Njoku Emmanuel, 19, co-founded Lazerpay, a crypto payment gateway startup in Nigeria, West Africa, in October 2021. The entrepreneur’s journey started seven years ago when his aunt introduced him and his brother to computer programming.
Emmanuel’s aunt was a robotic engineer who felt it was necessary to introduce him to coding and in no time, he started coding and never looked back. His father, on the other hand, is an engineer, and his mother is a school teacher.
At a very young age, Emmanuel started showing signs of great promise in academics and skills acquisition. He won laurels for his school when he represented them in the mathematics Olympiad. His exploit wasn’t particularly surprising because when he was studying complex mathematic topics, his mates were still learning basic maths.
“My father forbade us from using a calculator to solve our mathematics homework. Every computation had to be done with your head—why else do you have ahead?” Emmanuel told Techcabal.
Emmanuel’s venture into the cryptocurrency world started with learning game development and the use of C++ to build games. His parents wanted him to start medicine but he decided to create his own path.
Instead of medicine, he opted to study electrical engineering at Enugu State University of Science and Technology (ESUT). While in the university, he became an intern at Quiva Games, a gaming company based in Enugu State.
However, after a few classes at Enugu, he felt everything he was learning was a “waste of his time”. For him, whatever he was being taught in school was below his standard. In other words, he was ahead of his colleagues.
“…And the maths they were teaching at 100 level was like my JSS 3/SS 1 maths.
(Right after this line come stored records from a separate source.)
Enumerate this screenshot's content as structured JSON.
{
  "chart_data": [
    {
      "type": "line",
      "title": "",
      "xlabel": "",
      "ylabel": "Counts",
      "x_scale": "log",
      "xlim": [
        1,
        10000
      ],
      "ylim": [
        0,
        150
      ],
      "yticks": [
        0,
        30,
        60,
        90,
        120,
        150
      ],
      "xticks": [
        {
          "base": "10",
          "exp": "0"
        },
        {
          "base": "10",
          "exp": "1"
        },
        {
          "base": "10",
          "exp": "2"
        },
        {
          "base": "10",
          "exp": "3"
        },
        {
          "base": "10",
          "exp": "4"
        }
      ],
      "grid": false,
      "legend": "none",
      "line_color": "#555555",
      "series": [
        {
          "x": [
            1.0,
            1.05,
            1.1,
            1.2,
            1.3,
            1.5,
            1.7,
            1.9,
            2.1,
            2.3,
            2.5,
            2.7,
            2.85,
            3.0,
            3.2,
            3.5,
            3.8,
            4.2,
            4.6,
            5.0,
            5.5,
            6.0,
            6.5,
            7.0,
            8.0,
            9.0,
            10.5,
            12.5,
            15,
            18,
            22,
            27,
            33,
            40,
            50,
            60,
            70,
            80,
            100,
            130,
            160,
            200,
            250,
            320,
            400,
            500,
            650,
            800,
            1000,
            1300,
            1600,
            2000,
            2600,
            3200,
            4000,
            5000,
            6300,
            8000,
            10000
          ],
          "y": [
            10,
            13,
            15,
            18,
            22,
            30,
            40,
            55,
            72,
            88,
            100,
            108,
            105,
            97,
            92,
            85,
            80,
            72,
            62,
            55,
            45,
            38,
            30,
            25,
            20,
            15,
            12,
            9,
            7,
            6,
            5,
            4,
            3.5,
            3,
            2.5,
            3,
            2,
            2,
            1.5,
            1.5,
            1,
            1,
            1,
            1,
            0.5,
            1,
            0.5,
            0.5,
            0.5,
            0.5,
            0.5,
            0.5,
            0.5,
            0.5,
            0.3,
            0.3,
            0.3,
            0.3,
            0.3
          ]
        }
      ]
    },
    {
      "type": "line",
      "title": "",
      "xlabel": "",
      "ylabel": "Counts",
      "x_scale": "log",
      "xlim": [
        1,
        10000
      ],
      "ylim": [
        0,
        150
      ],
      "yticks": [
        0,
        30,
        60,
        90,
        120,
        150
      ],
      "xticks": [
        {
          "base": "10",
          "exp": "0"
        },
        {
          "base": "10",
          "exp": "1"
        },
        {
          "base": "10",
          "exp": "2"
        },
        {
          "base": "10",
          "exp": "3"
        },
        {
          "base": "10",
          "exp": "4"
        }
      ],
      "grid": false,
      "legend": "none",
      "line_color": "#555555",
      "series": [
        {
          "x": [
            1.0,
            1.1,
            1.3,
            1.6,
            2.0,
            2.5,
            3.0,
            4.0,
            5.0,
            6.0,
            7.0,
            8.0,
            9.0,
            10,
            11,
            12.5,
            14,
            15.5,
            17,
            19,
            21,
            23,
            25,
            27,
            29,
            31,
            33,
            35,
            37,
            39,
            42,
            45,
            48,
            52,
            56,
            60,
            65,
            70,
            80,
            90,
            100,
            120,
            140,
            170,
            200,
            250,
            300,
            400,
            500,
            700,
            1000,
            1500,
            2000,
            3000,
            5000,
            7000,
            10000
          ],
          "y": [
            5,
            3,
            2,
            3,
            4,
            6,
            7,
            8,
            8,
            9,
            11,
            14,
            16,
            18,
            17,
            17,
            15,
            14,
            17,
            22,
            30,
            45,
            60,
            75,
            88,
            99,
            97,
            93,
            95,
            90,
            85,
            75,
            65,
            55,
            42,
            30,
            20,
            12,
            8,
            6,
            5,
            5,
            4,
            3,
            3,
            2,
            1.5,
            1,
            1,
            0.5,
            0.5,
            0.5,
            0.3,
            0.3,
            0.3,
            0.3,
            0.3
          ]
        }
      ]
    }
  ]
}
So, it became a waste of my time,” he said.
Later, Emmanuel became fixated on coding and became less focused on his academics. “Any time I was going to school, I was going to charge my laptop and code. I didn’t tell my parents. When they gave me money to buy textbooks, I used it to buy coding courses on Udemy,” he said.
When COVID-19 struck and schools across Nigeria were closed, Emmanuel saw it as an opportunity to concentrate on coding. In March 2020, he got a job as a mobile application developer at Kwivar, a buy-now-pay-later company based in Port Harcourt.
The salary was ₦70,000 (now $170) and his parents couldn’t believe that one could get a job during the pandemic when companies were laying people off. “Though the salary isn’t enough reason to not study medicine, they finally saw what I had seen since 2015,” he said.
A month later, he got a job offer as a blockchain developer at Project Hydro, a blockchain company based in the British Virgin Islands. This offer was a game-changer for Emmanuel. He was offered $700 a month and based on the offer, he decided to quit his school.
After his stint with the blockchain company, he moved to Enugu State to join a new venture, Xend Finance, a decentralised finance (DeFi) platform for credit unions, cooperatives, and individuals.
He later resigned from Xend Finance to create his own path in the global blockchain ecosystem. He would later relocate to Dubai, which eventually became his passport to the world. He won multiple contracts to build crypto platforms. Later, he founded Lazerpay to take on the big players in the industry.